# Alan Smith (the busking street poet) has died



## strung out (Nov 29, 2009)

if you've ever been a regular drinker in central bristol or stokes croft, then you're likely to have come across Alan Smith, also known as Bear, and known by many as the busking street poet of bristol. unfortunately, bear died about a week ago. i know he was beaten up in bedminster a few months back and i don't think he ever really recovered.

i never really knew bear very well, apart from giving him a few pound coins to perform an improvised poem outside the old duke a year or so ago, and buying him a pint of milk at 4 o'clock one morning on stokes croft after hearing his life story while i walked home. he lived in the jamaica street hostel and i believe there are talks about holding some kind of memorial service for him.

it might be that no-one from here really remembers him, but he brought a lot of happiness to people while going about their daily lives, and it's sad to think that we'll never hear from him again. he was a gifted poet and it's sad that someone so talented, led such a sad life.

anyway, i won't go on too much, because really i didn't know him too well, bar the odd poem i was privileged enough to hear from him over the years. here's a video of one of his poems



more info about him and his death here... http://www.hijackbristol.co.uk/board/the-forum/rip-bear-aka-stokes-croft-street-poet/


----------



## keybored (Nov 30, 2009)

RIP Bear.


----------



## wiskey (Nov 30, 2009)

Oh no  

He was one of the best things about moving here, even the blaggers were fun. He stopped me a few times and claimed he knew over 1000 poems  

RIP Bear


----------



## Geri (Nov 30, 2009)

I don't think I've ever seen him, despite working and drinking in Stokes Croft for years. 

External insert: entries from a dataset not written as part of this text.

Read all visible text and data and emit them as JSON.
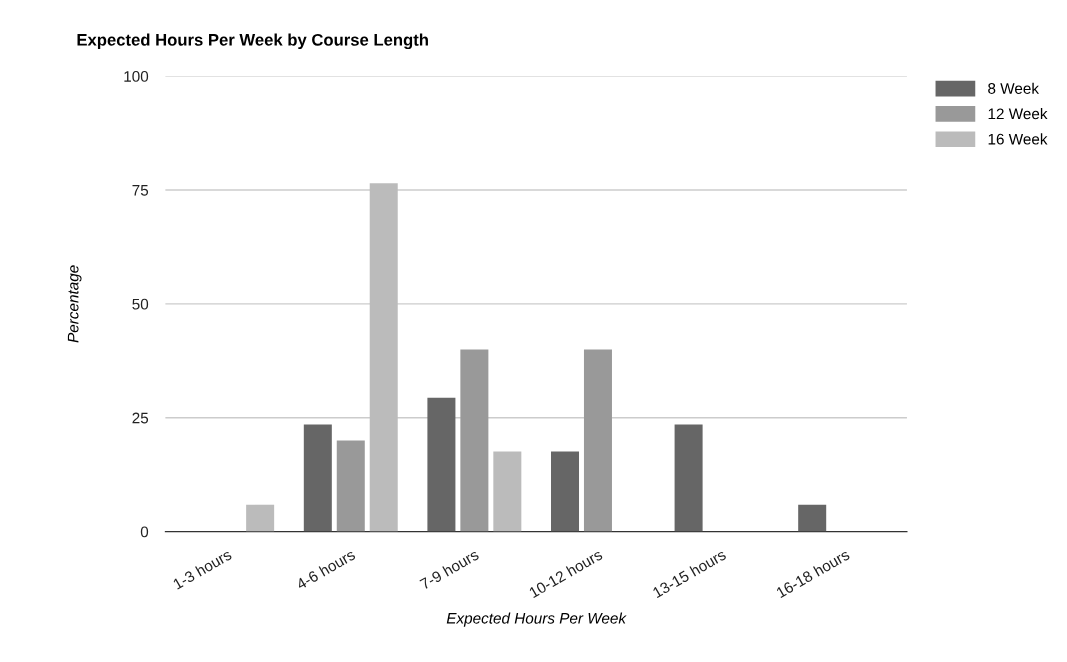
{
  "chart_data": {
    "type": "bar",
    "title": "Expected Hours Per Week by Course Length",
    "xlabel": "Expected Hours Per Week",
    "ylabel": "Percentage",
    "categories": [
      "1-3 hours",
      "4-6 hours",
      "7-9 hours",
      "10-12 hours",
      "13-15 hours",
      "16-18 hours"
    ],
    "series": [
      {
        "name": "8 Week",
        "color": "#666666",
        "values": [
          null,
          23.5,
          29.4,
          17.6,
          23.5,
          5.9
        ]
      },
      {
        "name": "12 Week",
        "color": "#999999",
        "values": [
          null,
          20,
          40,
          40,
          null,
          null
        ]
      },
      {
        "name": "16 Week",
        "color": "#bbbbbb",
        "values": [
          5.9,
          76.5,
          17.6,
          null,
          null,
          null
        ]
      }
    ],
    "ylim": [
      0,
      100
    ],
    "yticks": [
      0,
      25,
      50,
      75,
      100
    ],
    "grid": "y",
    "legend": "top right"
  }
}
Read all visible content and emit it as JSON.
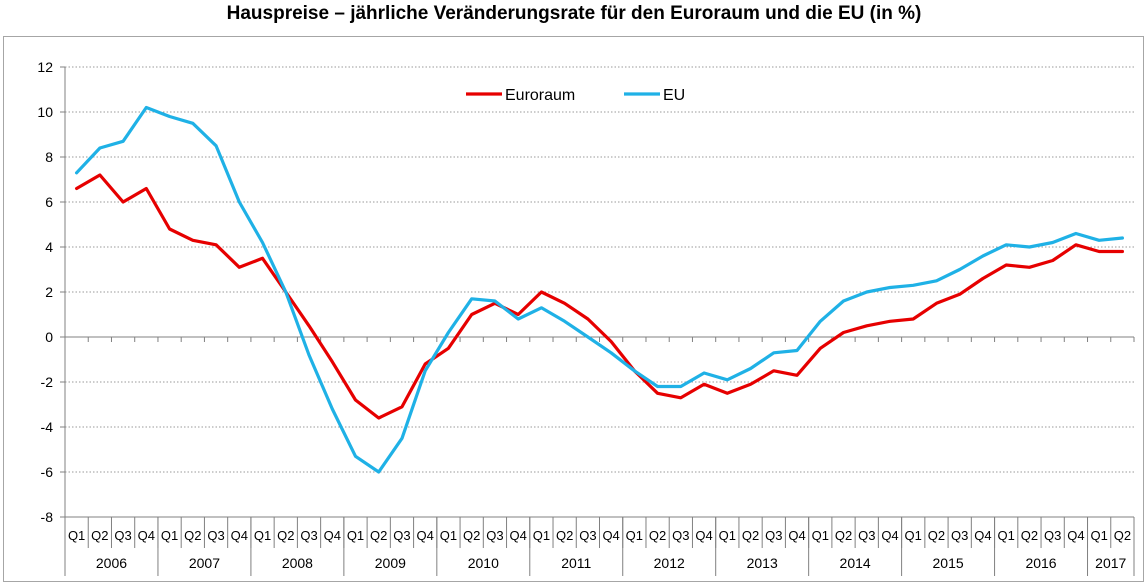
{
  "title": "Hauspreise – jährliche Veränderungsrate für den Euroraum und die EU (in %)",
  "chart_data": {
    "type": "line",
    "title": "Hauspreise – jährliche Veränderungsrate für den Euroraum und die EU (in %)",
    "xlabel": "",
    "ylabel": "",
    "ylim": [
      -8,
      12
    ],
    "yticks": [
      12,
      10,
      8,
      6,
      4,
      2,
      0,
      -2,
      -4,
      -6,
      -8
    ],
    "grid": true,
    "legend": "top-center",
    "years": [
      "2006",
      "2007",
      "2008",
      "2009",
      "2010",
      "2011",
      "2012",
      "2013",
      "2014",
      "2015",
      "2016",
      "2017"
    ],
    "quarters_per_year": [
      4,
      4,
      4,
      4,
      4,
      4,
      4,
      4,
      4,
      4,
      4,
      2
    ],
    "x": [
      "Q1",
      "Q2",
      "Q3",
      "Q4",
      "Q1",
      "Q2",
      "Q3",
      "Q4",
      "Q1",
      "Q2",
      "Q3",
      "Q4",
      "Q1",
      "Q2",
      "Q3",
      "Q4",
      "Q1",
      "Q2",
      "Q3",
      "Q4",
      "Q1",
      "Q2",
      "Q3",
      "Q4",
      "Q1",
      "Q2",
      "Q3",
      "Q4",
      "Q1",
      "Q2",
      "Q3",
      "Q4",
      "Q1",
      "Q2",
      "Q3",
      "Q4",
      "Q1",
      "Q2",
      "Q3",
      "Q4",
      "Q1",
      "Q2",
      "Q3",
      "Q4",
      "Q1",
      "Q2"
    ],
    "series": [
      {
        "name": "Euroraum",
        "color": "#e60000",
        "values": [
          6.6,
          7.2,
          6.0,
          6.6,
          4.8,
          4.3,
          4.1,
          3.1,
          3.5,
          2.0,
          0.5,
          -1.1,
          -2.8,
          -3.6,
          -3.1,
          -1.2,
          -0.5,
          1.0,
          1.5,
          1.0,
          2.0,
          1.5,
          0.8,
          -0.2,
          -1.5,
          -2.5,
          -2.7,
          -2.1,
          -2.5,
          -2.1,
          -1.5,
          -1.7,
          -0.5,
          0.2,
          0.5,
          0.7,
          0.8,
          1.5,
          1.9,
          2.6,
          3.2,
          3.1,
          3.4,
          4.1,
          3.8,
          3.8
        ]
      },
      {
        "name": "EU",
        "color": "#1fb1e6",
        "values": [
          7.3,
          8.4,
          8.7,
          10.2,
          9.8,
          9.5,
          8.5,
          6.0,
          4.2,
          2.0,
          -0.8,
          -3.2,
          -5.3,
          -6.0,
          -4.5,
          -1.5,
          0.2,
          1.7,
          1.6,
          0.8,
          1.3,
          0.7,
          0.0,
          -0.7,
          -1.5,
          -2.2,
          -2.2,
          -1.6,
          -1.9,
          -1.4,
          -0.7,
          -0.6,
          0.7,
          1.6,
          2.0,
          2.2,
          2.3,
          2.5,
          3.0,
          3.6,
          4.1,
          4.0,
          4.2,
          4.6,
          4.3,
          4.4
        ]
      }
    ]
  }
}
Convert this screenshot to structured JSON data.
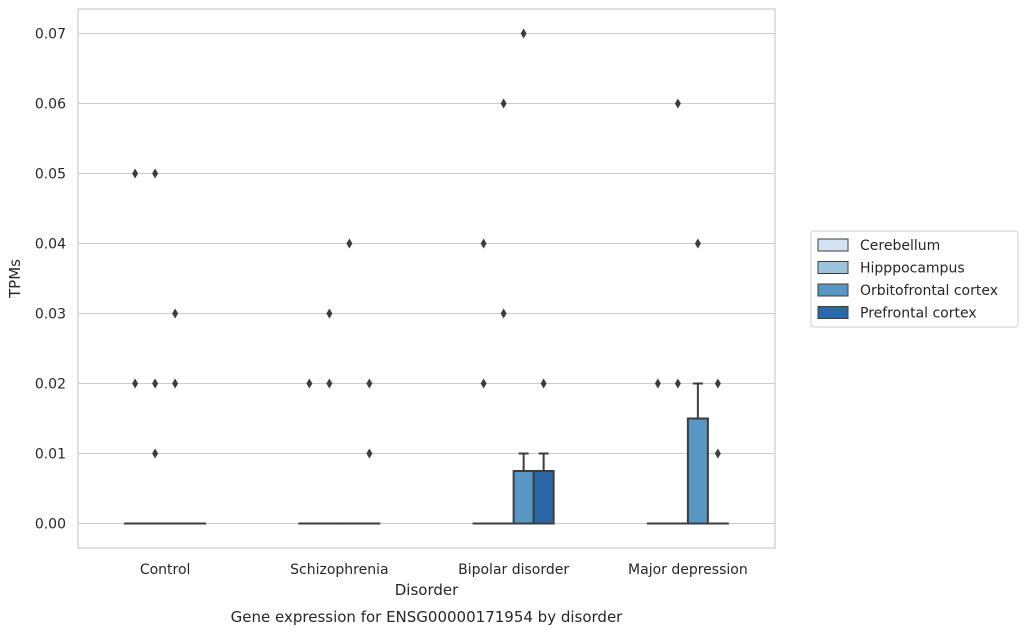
{
  "chart_data": {
    "type": "box",
    "title": "",
    "caption": "Gene expression for ENSG00000171954 by disorder",
    "xlabel": "Disorder",
    "ylabel": "TPMs",
    "ylim": [
      -0.0035,
      0.0735
    ],
    "yticks": [
      0.0,
      0.01,
      0.02,
      0.03,
      0.04,
      0.05,
      0.06,
      0.07
    ],
    "ytick_labels": [
      "0.00",
      "0.01",
      "0.02",
      "0.03",
      "0.04",
      "0.05",
      "0.06",
      "0.07"
    ],
    "grid": "horizontal",
    "legend_position": "right",
    "categories": [
      "Control",
      "Schizophrenia",
      "Bipolar disorder",
      "Major depression"
    ],
    "series": [
      {
        "name": "Cerebellum",
        "color": "#d4e3f2",
        "boxes": [
          {
            "q1": 0,
            "median": 0,
            "q3": 0,
            "whisker_low": 0,
            "whisker_high": 0,
            "outliers": [
              0.02,
              0.05
            ]
          },
          {
            "q1": 0,
            "median": 0,
            "q3": 0,
            "whisker_low": 0,
            "whisker_high": 0,
            "outliers": [
              0.02
            ]
          },
          {
            "q1": 0,
            "median": 0,
            "q3": 0,
            "whisker_low": 0,
            "whisker_high": 0,
            "outliers": [
              0.02,
              0.04
            ]
          },
          {
            "q1": 0,
            "median": 0,
            "q3": 0,
            "whisker_low": 0,
            "whisker_high": 0,
            "outliers": [
              0.02
            ]
          }
        ]
      },
      {
        "name": "Hipppocampus",
        "color": "#9bc4dd",
        "boxes": [
          {
            "q1": 0,
            "median": 0,
            "q3": 0,
            "whisker_low": 0,
            "whisker_high": 0,
            "outliers": [
              0.01,
              0.02,
              0.05
            ]
          },
          {
            "q1": 0,
            "median": 0,
            "q3": 0,
            "whisker_low": 0,
            "whisker_high": 0,
            "outliers": [
              0.02,
              0.03
            ]
          },
          {
            "q1": 0,
            "median": 0,
            "q3": 0,
            "whisker_low": 0,
            "whisker_high": 0,
            "outliers": [
              0.03,
              0.06
            ]
          },
          {
            "q1": 0,
            "median": 0,
            "q3": 0,
            "whisker_low": 0,
            "whisker_high": 0,
            "outliers": [
              0.02,
              0.06
            ]
          }
        ]
      },
      {
        "name": "Orbitofrontal cortex",
        "color": "#5896c4",
        "boxes": [
          {
            "q1": 0,
            "median": 0,
            "q3": 0,
            "whisker_low": 0,
            "whisker_high": 0,
            "outliers": [
              0.02,
              0.03
            ]
          },
          {
            "q1": 0,
            "median": 0,
            "q3": 0,
            "whisker_low": 0,
            "whisker_high": 0,
            "outliers": [
              0.04
            ]
          },
          {
            "q1": 0,
            "median": 0,
            "q3": 0.0075,
            "whisker_low": 0,
            "whisker_high": 0.01,
            "outliers": [
              0.07
            ]
          },
          {
            "q1": 0,
            "median": 0,
            "q3": 0.015,
            "whisker_low": 0,
            "whisker_high": 0.02,
            "outliers": [
              0.04
            ]
          }
        ]
      },
      {
        "name": "Prefrontal cortex",
        "color": "#2a68a8",
        "boxes": [
          {
            "q1": 0,
            "median": 0,
            "q3": 0,
            "whisker_low": 0,
            "whisker_high": 0,
            "outliers": []
          },
          {
            "q1": 0,
            "median": 0,
            "q3": 0,
            "whisker_low": 0,
            "whisker_high": 0,
            "outliers": [
              0.01,
              0.02
            ]
          },
          {
            "q1": 0,
            "median": 0,
            "q3": 0.0075,
            "whisker_low": 0,
            "whisker_high": 0.01,
            "outliers": [
              0.02
            ]
          },
          {
            "q1": 0,
            "median": 0,
            "q3": 0,
            "whisker_low": 0,
            "whisker_high": 0,
            "outliers": [
              0.01,
              0.02
            ]
          }
        ]
      }
    ]
  }
}
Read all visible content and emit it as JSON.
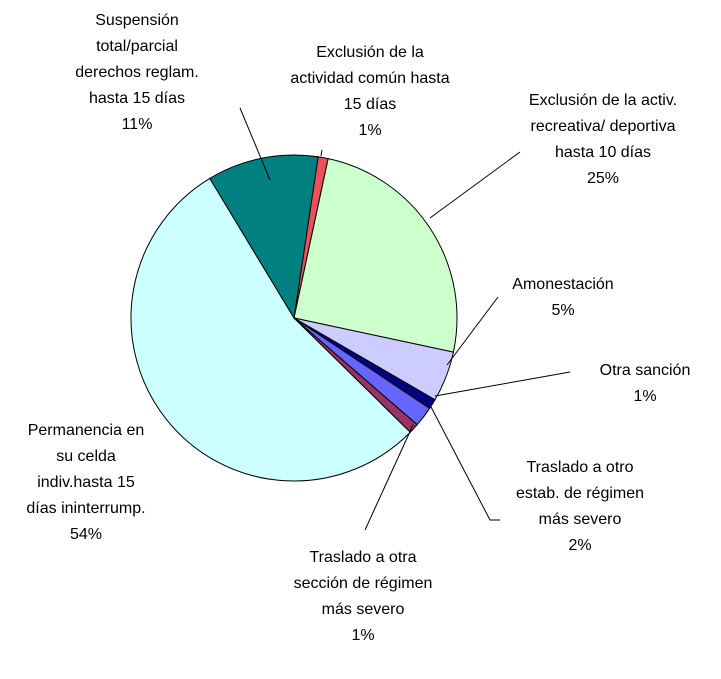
{
  "chart_data": {
    "type": "pie",
    "categories": [
      "Exclusión de la actividad común hasta 15 días",
      "Exclusión de la activ. recreativa/ deportiva hasta 10 días",
      "Amonestación",
      "Otra sanción",
      "Traslado a otro estab. de régimen más severo",
      "Traslado a otra sección de régimen más severo",
      "Permanencia en su celda indiv.hasta 15 días ininterrump.",
      "Suspensión total/parcial derechos reglam. hasta 15 días"
    ],
    "values": [
      1,
      25,
      5,
      1,
      2,
      1,
      54,
      11
    ],
    "value_labels": [
      "1%",
      "25%",
      "5%",
      "1%",
      "2%",
      "1%",
      "54%",
      "11%"
    ],
    "colors": [
      "#e8505a",
      "#ccffcc",
      "#ccccff",
      "#000080",
      "#6666ff",
      "#993366",
      "#ccffff",
      "#008080"
    ]
  }
}
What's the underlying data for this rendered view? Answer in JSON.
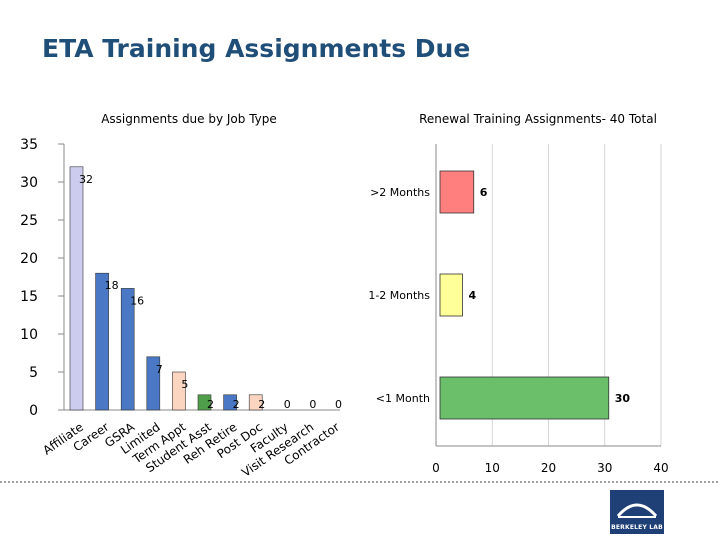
{
  "slide": {
    "title": "ETA Training Assignments Due"
  },
  "colors": {
    "title": "#1f4e79",
    "bar_left_1": "#ccccee",
    "bar_left_2": "#4a78c4",
    "bar_left_3": "#fbd5c0",
    "bar_left_4": "#4f9e4a",
    "bar_right_1": "#ff7f7f",
    "bar_right_2": "#ffff99",
    "bar_right_3": "#6bbf6b"
  },
  "logo": {
    "caption": "BERKELEY LAB"
  },
  "chart_data": [
    {
      "type": "bar",
      "title": "Assignments due by Job Type",
      "categories": [
        "Affiliate",
        "Career",
        "GSRA",
        "Limited",
        "Term Appt",
        "Student Asst",
        "Reh Retire",
        "Post Doc",
        "Faculty",
        "Visit Research",
        "Contractor"
      ],
      "values": [
        32,
        18,
        16,
        7,
        5,
        2,
        2,
        2,
        0,
        0,
        0
      ],
      "data_labels": [
        "32",
        "18",
        "16",
        "7",
        "5",
        "2",
        "2",
        "2",
        "0",
        "0",
        "0"
      ],
      "ylim": [
        0,
        35
      ],
      "yticks": [
        "0",
        "5",
        "10",
        "15",
        "20",
        "25",
        "30",
        "35"
      ],
      "grid": false,
      "legend": "none"
    },
    {
      "type": "bar",
      "orientation": "horizontal",
      "title": "Renewal Training Assignments- 40 Total",
      "categories": [
        ">2 Months",
        "1-2 Months",
        "<1 Month"
      ],
      "values": [
        6,
        4,
        30
      ],
      "data_labels": [
        "6",
        "4",
        "30"
      ],
      "xlim": [
        0,
        40
      ],
      "xticks": [
        "0",
        "10",
        "20",
        "30",
        "40"
      ],
      "grid": true,
      "legend": "none"
    }
  ]
}
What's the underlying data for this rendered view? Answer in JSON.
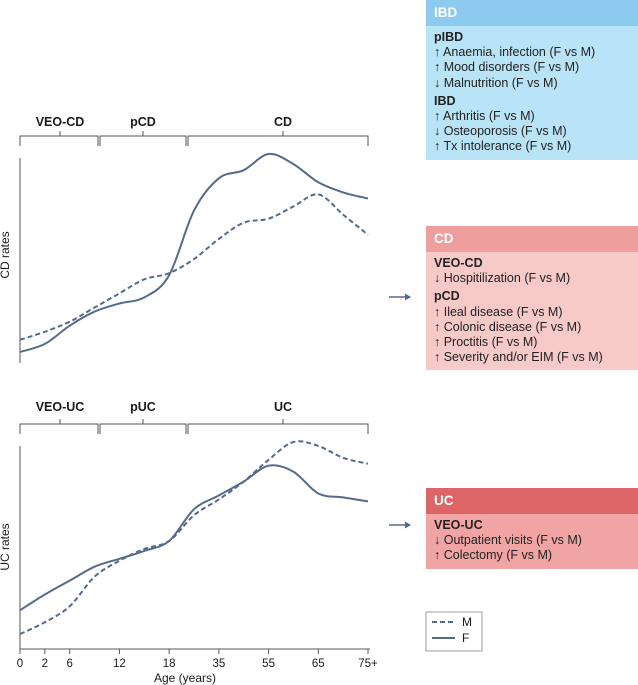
{
  "colors": {
    "line": "#566a8c",
    "axis": "#555555",
    "ibd_header": "#8ccbef",
    "ibd_body": "#b9e3f7",
    "cd_header": "#ef9e9e",
    "cd_body": "#f7c9c8",
    "uc_header": "#de6567",
    "uc_body": "#f0a4a4"
  },
  "chart_data": [
    {
      "type": "line",
      "ylabel": "CD rates",
      "phases": [
        "VEO-CD",
        "pCD",
        "CD"
      ],
      "x_index": [
        0,
        1,
        2,
        3,
        4,
        5,
        6,
        7,
        8,
        9,
        10,
        11,
        12,
        13,
        14
      ],
      "series": [
        {
          "name": "M",
          "style": "dashed",
          "values": [
            0.08,
            0.12,
            0.17,
            0.24,
            0.31,
            0.38,
            0.41,
            0.48,
            0.58,
            0.66,
            0.68,
            0.74,
            0.8,
            0.7,
            0.6
          ]
        },
        {
          "name": "F",
          "style": "solid",
          "values": [
            0.02,
            0.06,
            0.15,
            0.22,
            0.26,
            0.29,
            0.4,
            0.72,
            0.88,
            0.92,
            1.0,
            0.95,
            0.86,
            0.81,
            0.78
          ]
        }
      ],
      "ylim": [
        0,
        1.02
      ]
    },
    {
      "type": "line",
      "ylabel": "UC rates",
      "xlabel": "Age (years)",
      "phases": [
        "VEO-UC",
        "pUC",
        "UC"
      ],
      "x_index": [
        0,
        1,
        2,
        3,
        4,
        5,
        6,
        7,
        8,
        9,
        10,
        11,
        12,
        13,
        14
      ],
      "series": [
        {
          "name": "M",
          "style": "dashed",
          "values": [
            0.03,
            0.09,
            0.17,
            0.32,
            0.4,
            0.46,
            0.5,
            0.63,
            0.71,
            0.8,
            0.91,
            1.0,
            0.98,
            0.92,
            0.89
          ]
        },
        {
          "name": "F",
          "style": "solid",
          "values": [
            0.15,
            0.23,
            0.3,
            0.37,
            0.41,
            0.45,
            0.5,
            0.66,
            0.73,
            0.8,
            0.88,
            0.85,
            0.74,
            0.72,
            0.7
          ]
        }
      ],
      "ylim": [
        0,
        1.02
      ]
    }
  ],
  "xaxis": {
    "ticks": [
      "0",
      "2",
      "6",
      "12",
      "18",
      "35",
      "55",
      "65",
      "75+"
    ],
    "tick_index": [
      0,
      1,
      2,
      4,
      6,
      8,
      10,
      12,
      14
    ]
  },
  "legend": {
    "m": "M",
    "f": "F"
  },
  "ibd": {
    "title": "IBD",
    "sections": [
      {
        "heading": "pIBD",
        "items": [
          "↑ Anaemia, infection (F vs M)",
          "↑ Mood disorders (F vs M)",
          "↓ Malnutrition (F vs M)"
        ]
      },
      {
        "heading": "IBD",
        "items": [
          "↑ Arthritis (F vs M)",
          "↓ Osteoporosis (F vs M)",
          "↑ Tx intolerance (F vs M)"
        ]
      }
    ]
  },
  "cd": {
    "title": "CD",
    "sections": [
      {
        "heading": "VEO-CD",
        "items": [
          "↓ Hospitilization (F vs M)"
        ]
      },
      {
        "heading": "pCD",
        "items": [
          "↑ Ileal disease (F vs M)",
          "↑ Colonic disease (F vs M)",
          "↑ Proctitis (F vs M)",
          "↑ Severity and/or EIM (F vs M)"
        ]
      }
    ]
  },
  "uc": {
    "title": "UC",
    "sections": [
      {
        "heading": "VEO-UC",
        "items": [
          "↓ Outpatient visits (F vs M)",
          "↑ Colectomy (F vs M)"
        ]
      }
    ]
  }
}
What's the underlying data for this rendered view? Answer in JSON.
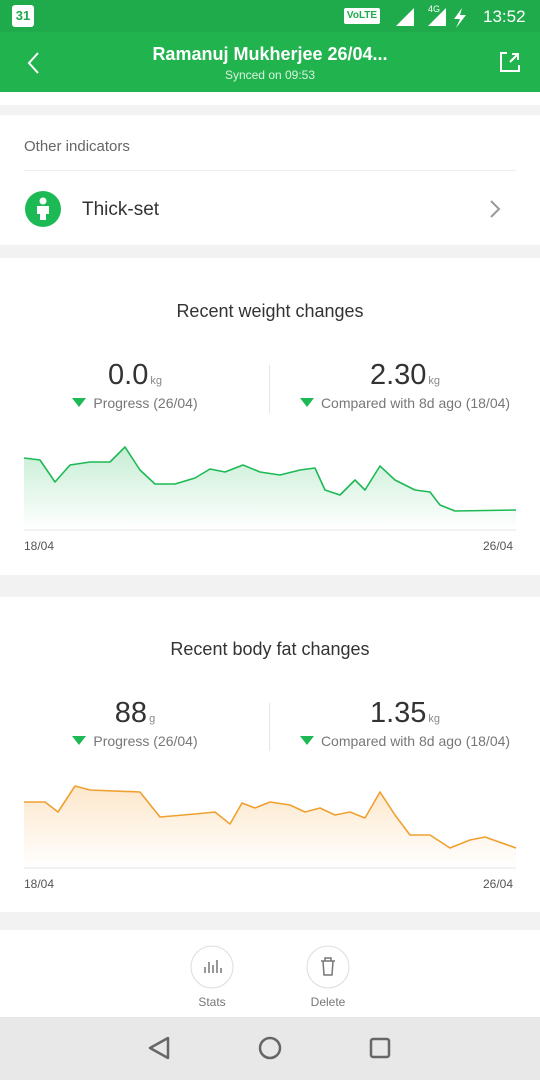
{
  "status_bar": {
    "calendar_day": "31",
    "network": "VoLTE",
    "signal_type": "4G",
    "time": "13:52"
  },
  "header": {
    "title": "Ramanuj Mukherjee 26/04...",
    "subtitle": "Synced on 09:53"
  },
  "indicators": {
    "heading": "Other indicators",
    "item": "Thick-set"
  },
  "weight": {
    "title": "Recent weight changes",
    "left_value": "0.0",
    "left_unit": "kg",
    "left_label": "Progress (26/04)",
    "right_value": "2.30",
    "right_unit": "kg",
    "right_label": "Compared with 8d ago (18/04)",
    "start_date": "18/04",
    "end_date": "26/04"
  },
  "body_fat": {
    "title": "Recent body fat changes",
    "left_value": "88",
    "left_unit": "g",
    "left_label": "Progress (26/04)",
    "right_value": "1.35",
    "right_unit": "kg",
    "right_label": "Compared with 8d ago (18/04)",
    "start_date": "18/04",
    "end_date": "26/04"
  },
  "actions": {
    "stats": "Stats",
    "delete": "Delete"
  }
}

It's always sad when such a character dies. 

RIP Bear.


----------



## A. Spies (Dec 3, 2009)

I remember him. Can't remember his poems now but he was cool and I remember them being good. 
RIP bear.


----------



## Skin (Dec 3, 2009)

I knew him. He did me a poem. How sad :-(  RIP Bear.


----------



## Hocus Eye. (Dec 4, 2009)

It is great to see so many people saying good things about a man they met on the street.  I never knew him and don't live in Bristol but it is good to see this kind of appreciation of someone with something to give who got little back in material terms.

It makes me want to look out for people like this.  It would make me angry that someone so good should have their life terminated by random idiots if that feeling wasn't counteracted by the people on this thread by their praise of him.

RIP Bear


----------